From April 2 to April 4, 2021, 14 participants, coordinated by Drs. Anita Hayworth and Rose Cook, surveyed 87 known tricolored blackbird colony locations in 5 counties in the 2021 Tricolored Blackbird Southern California Survey. The 5 counties surveyed were Orange, Riverside, San Bernardino, San Diego, and Ventura.
An article by Dick Erickson, Horacio de la Cueva, and Enrique Zamora-Hernandez in the journal Western Birds documents the steep decline in abundance and contraction of the range of the tricolored blackbird in the southernmost portion of its range in northern Baja California, Mexico. The authors found that fewer birds nested in fewer colonies in 2019 than at the turn of the 21st Century, with but a single colony consisting of about 150 breeding birds documented in 2019. These effects were believed due to persistent drought, rising temperatures, and agricultural intensification.
In response to the Governor of California's order to address an unprecedented threat to public health and safety, and taking into consideration the responses to a query of County Coordinators, the 2020 Tricolored Blackbird Statewide Survey has been cancelled and will be rescheduled for next year.
The 2020 Tricolored Blackbird Statewide Survey will be conducted over three days - April 3rd through the 5th, 2020. In case of severe weather, the Survey will occur over the weekend of April 17th through the 19th.
On August 15, 2019 the U.S. Fish and Wildlife Service published a finding that listing the tricolored blackbird under the U.S. Endangered Species Act was not warranted.
On March 18, 2019 the California Office of Administrative Law added the Tricolored Blackbird to the list of Threatened birds under the California Endangered Species Act.
An article describing the biology and conservation of tricolored blackbirds was published in the Spring, 2019 issue of Cornell University's Living Bird Magazine. The article, written by author Ben Goldfarb, highlights the unique biology of the species, the history of efforts to study it, the threats to its survival, and the work of the Tricolored Blackbird Working Group to conserve it. You can read the on-line version of the article here.

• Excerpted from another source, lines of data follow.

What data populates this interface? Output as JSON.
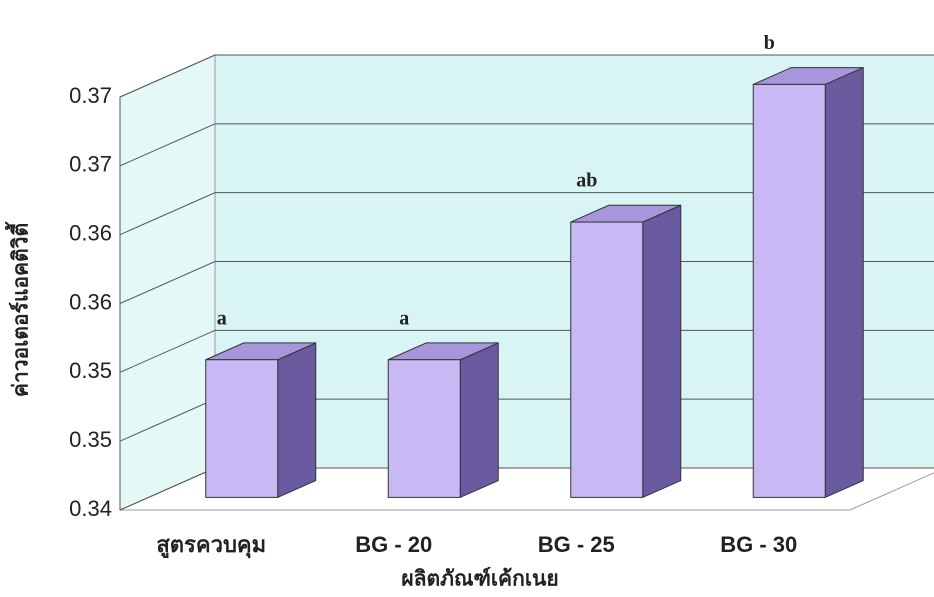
{
  "chart_data": {
    "type": "bar3d",
    "x_label": "ผลิตภัณฑ์เค้กเนย",
    "y_label": "ค่าวอเตอร์แอคติวิตี้",
    "categories": [
      "สูตรควบคุม",
      "BG - 20",
      "BG - 25",
      "BG - 30"
    ],
    "values": [
      0.35,
      0.35,
      0.36,
      0.37
    ],
    "annotations": [
      "a",
      "a",
      "ab",
      "b"
    ],
    "color": "#c8b8f4",
    "ylim": [
      0.34,
      0.37
    ],
    "yticks": [
      0.34,
      {
        "value": 0.345,
        "label": "0.35"
      },
      0.35,
      {
        "value": 0.355,
        "label": "0.36"
      },
      0.36,
      {
        "value": 0.365,
        "label": "0.37"
      },
      0.37
    ],
    "grid": true
  }
}
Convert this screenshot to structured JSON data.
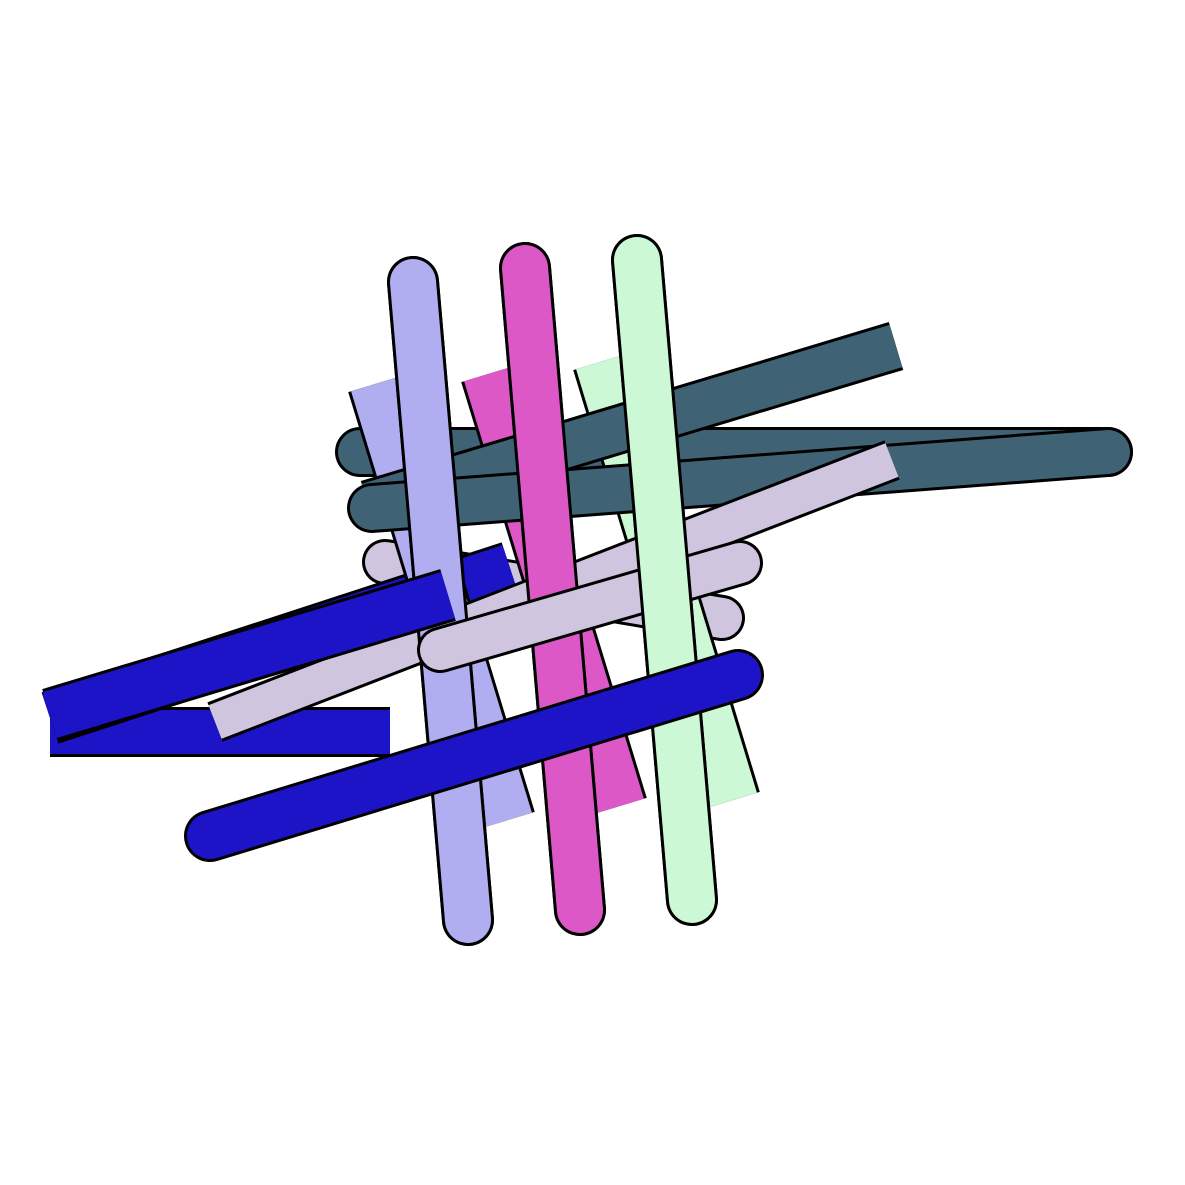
{
  "colors": {
    "background": "#ffffff",
    "outline": "#000000",
    "lavender": "#b0aef0",
    "magenta": "#dc58c6",
    "mint": "#cdf8d6",
    "slate": "#3f6374",
    "blue": "#1c14c6",
    "lilac": "#cfc5de"
  }
}
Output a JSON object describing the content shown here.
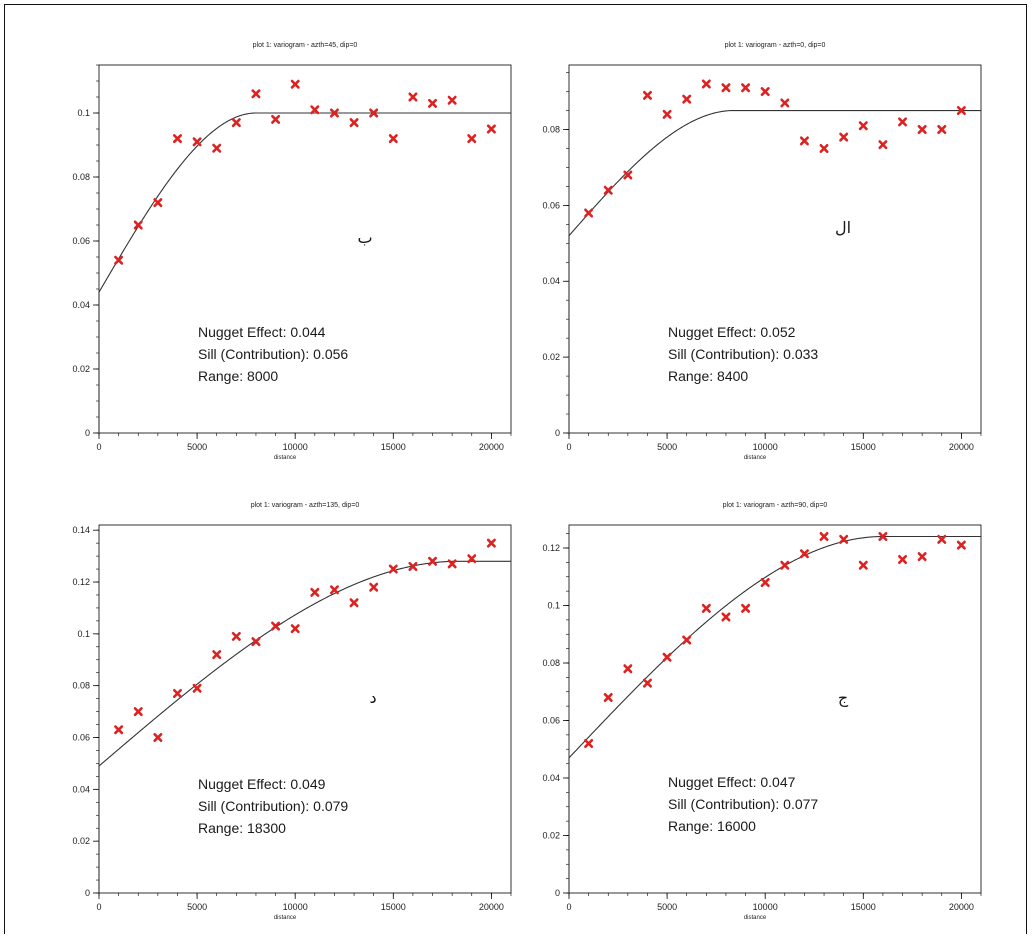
{
  "chart_data": [
    {
      "type": "scatter",
      "title": "plot 1:  variogram - azth=45, dip=0",
      "xlabel": "distance",
      "ylabel": "",
      "xlim": [
        0,
        21000
      ],
      "ylim": [
        0,
        0.115
      ],
      "xticks": [
        0,
        5000,
        10000,
        15000,
        20000
      ],
      "xtick_labels": [
        "0",
        "5000",
        "10000",
        "15000",
        "20000"
      ],
      "yticks": [
        0,
        0.02,
        0.04,
        0.06,
        0.08,
        0.1
      ],
      "ytick_labels": [
        "0",
        "0.02",
        "0.04",
        "0.06",
        "0.08",
        "0.1"
      ],
      "panel_label": "ب",
      "x": [
        1000,
        2000,
        3000,
        4000,
        5000,
        6000,
        7000,
        8000,
        9000,
        10000,
        11000,
        12000,
        13000,
        14000,
        15000,
        16000,
        17000,
        18000,
        19000,
        20000
      ],
      "y": [
        0.054,
        0.065,
        0.072,
        0.092,
        0.091,
        0.089,
        0.097,
        0.106,
        0.098,
        0.109,
        0.101,
        0.1,
        0.097,
        0.1,
        0.092,
        0.105,
        0.103,
        0.104,
        0.092,
        0.095
      ],
      "model": {
        "nugget": 0.044,
        "sill": 0.056,
        "range": 8000,
        "xmax": 21000
      },
      "annotation": [
        "Nugget Effect: 0.044",
        "Sill (Contribution):  0.056",
        "Range: 8000"
      ]
    },
    {
      "type": "scatter",
      "title": "plot 1:  variogram - azth=0, dip=0",
      "xlabel": "distance",
      "ylabel": "",
      "xlim": [
        0,
        21000
      ],
      "ylim": [
        0,
        0.097
      ],
      "xticks": [
        0,
        5000,
        10000,
        15000,
        20000
      ],
      "xtick_labels": [
        "0",
        "5000",
        "10000",
        "15000",
        "20000"
      ],
      "yticks": [
        0,
        0.02,
        0.04,
        0.06,
        0.08
      ],
      "ytick_labels": [
        "0",
        "0.02",
        "0.04",
        "0.06",
        "0.08"
      ],
      "panel_label": "ال",
      "x": [
        1000,
        2000,
        3000,
        4000,
        5000,
        6000,
        7000,
        8000,
        9000,
        10000,
        11000,
        12000,
        13000,
        14000,
        15000,
        16000,
        17000,
        18000,
        19000,
        20000
      ],
      "y": [
        0.058,
        0.064,
        0.068,
        0.089,
        0.084,
        0.088,
        0.092,
        0.091,
        0.091,
        0.09,
        0.087,
        0.077,
        0.075,
        0.078,
        0.081,
        0.076,
        0.082,
        0.08,
        0.08,
        0.085
      ],
      "model": {
        "nugget": 0.052,
        "sill": 0.033,
        "range": 8400,
        "xmax": 21000
      },
      "annotation": [
        "Nugget Effect: 0.052",
        "Sill (Contribution): 0.033",
        "Range: 8400"
      ]
    },
    {
      "type": "scatter",
      "title": "plot 1:  variogram - azth=135, dip=0",
      "xlabel": "distance",
      "ylabel": "",
      "xlim": [
        0,
        21000
      ],
      "ylim": [
        0,
        0.142
      ],
      "xticks": [
        0,
        5000,
        10000,
        15000,
        20000
      ],
      "xtick_labels": [
        "0",
        "5000",
        "10000",
        "15000",
        "20000"
      ],
      "yticks": [
        0,
        0.02,
        0.04,
        0.06,
        0.08,
        0.1,
        0.12,
        0.14
      ],
      "ytick_labels": [
        "0",
        "0.02",
        "0.04",
        "0.06",
        "0.08",
        "0.1",
        "0.12",
        "0.14"
      ],
      "panel_label": "د",
      "x": [
        1000,
        2000,
        3000,
        4000,
        5000,
        6000,
        7000,
        8000,
        9000,
        10000,
        11000,
        12000,
        13000,
        14000,
        15000,
        16000,
        17000,
        18000,
        19000,
        20000
      ],
      "y": [
        0.063,
        0.07,
        0.06,
        0.077,
        0.079,
        0.092,
        0.099,
        0.097,
        0.103,
        0.102,
        0.116,
        0.117,
        0.112,
        0.118,
        0.125,
        0.126,
        0.128,
        0.127,
        0.129,
        0.135
      ],
      "model": {
        "nugget": 0.049,
        "sill": 0.079,
        "range": 18300,
        "xmax": 21000
      },
      "annotation": [
        "Nugget Effect: 0.049",
        "Sill (Contribution):  0.079",
        "Range: 18300"
      ]
    },
    {
      "type": "scatter",
      "title": "plot 1:  variogram - azth=90, dip=0",
      "xlabel": "distance",
      "ylabel": "",
      "xlim": [
        0,
        21000
      ],
      "ylim": [
        0,
        0.128
      ],
      "xticks": [
        0,
        5000,
        10000,
        15000,
        20000
      ],
      "xtick_labels": [
        "0",
        "5000",
        "10000",
        "15000",
        "20000"
      ],
      "yticks": [
        0,
        0.02,
        0.04,
        0.06,
        0.08,
        0.1,
        0.12
      ],
      "ytick_labels": [
        "0",
        "0.02",
        "0.04",
        "0.06",
        "0.08",
        "0.1",
        "0.12"
      ],
      "panel_label": "ج",
      "x": [
        1000,
        2000,
        3000,
        4000,
        5000,
        6000,
        7000,
        8000,
        9000,
        10000,
        11000,
        12000,
        13000,
        14000,
        15000,
        16000,
        17000,
        18000,
        19000,
        20000
      ],
      "y": [
        0.052,
        0.068,
        0.078,
        0.073,
        0.082,
        0.088,
        0.099,
        0.096,
        0.099,
        0.108,
        0.114,
        0.118,
        0.124,
        0.123,
        0.114,
        0.124,
        0.116,
        0.117,
        0.123,
        0.121
      ],
      "model": {
        "nugget": 0.047,
        "sill": 0.077,
        "range": 16000,
        "xmax": 21000
      },
      "annotation": [
        "Nugget Effect: 0.047",
        "Sill (Contribution): 0.077",
        "Range: 16000"
      ]
    }
  ],
  "colors": {
    "points": "#dd2222",
    "model_line": "#333333",
    "axes": "#000000",
    "frame": "#111111"
  }
}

The California Fish and Game Commission voted on Thursday, April 19, 2018 to add the tricolored blackbird to the California Endangered Species Act list of Threatened animals by a unanimous 4-0 vote.
The 2017 Tricolored Blackbird Statewide Survey will be conducted over three days - April 7th through the 9th, 2017. In case of severe weather, the Survey will occur over the weekend of April 21st through the 23rd.
This story, by Capital Public Radio's Melody Stone, discusses the California Department of Fish and Wildlife's status review of the tricolored blackbird for possible listing under the California Endangered Species Act (CESA).
At its December 10, 2015 meeting, the California Fish and Game Commission (Commission) voted 3-1 to advance the Tricolored Blackbird to candidacy under the California Endangered Species Act, triggering a 12-month period during which the California Department of Fish and Wildlife will conduct a status review to inform the Commission’s subsequent decision on whether to list the species as threatened or endangered. As a candidate species, the Tricolored Blackbird receives the same legal protection afforded to an endangered or threatened species (Fish & Game Code, § 2085).
Today, the U.S. Fish & Wildlife Service announced a 90 day finding of a petition filed by the Center for Biological Diversity to place the Tricolored Blackbird on the Endangered Species List.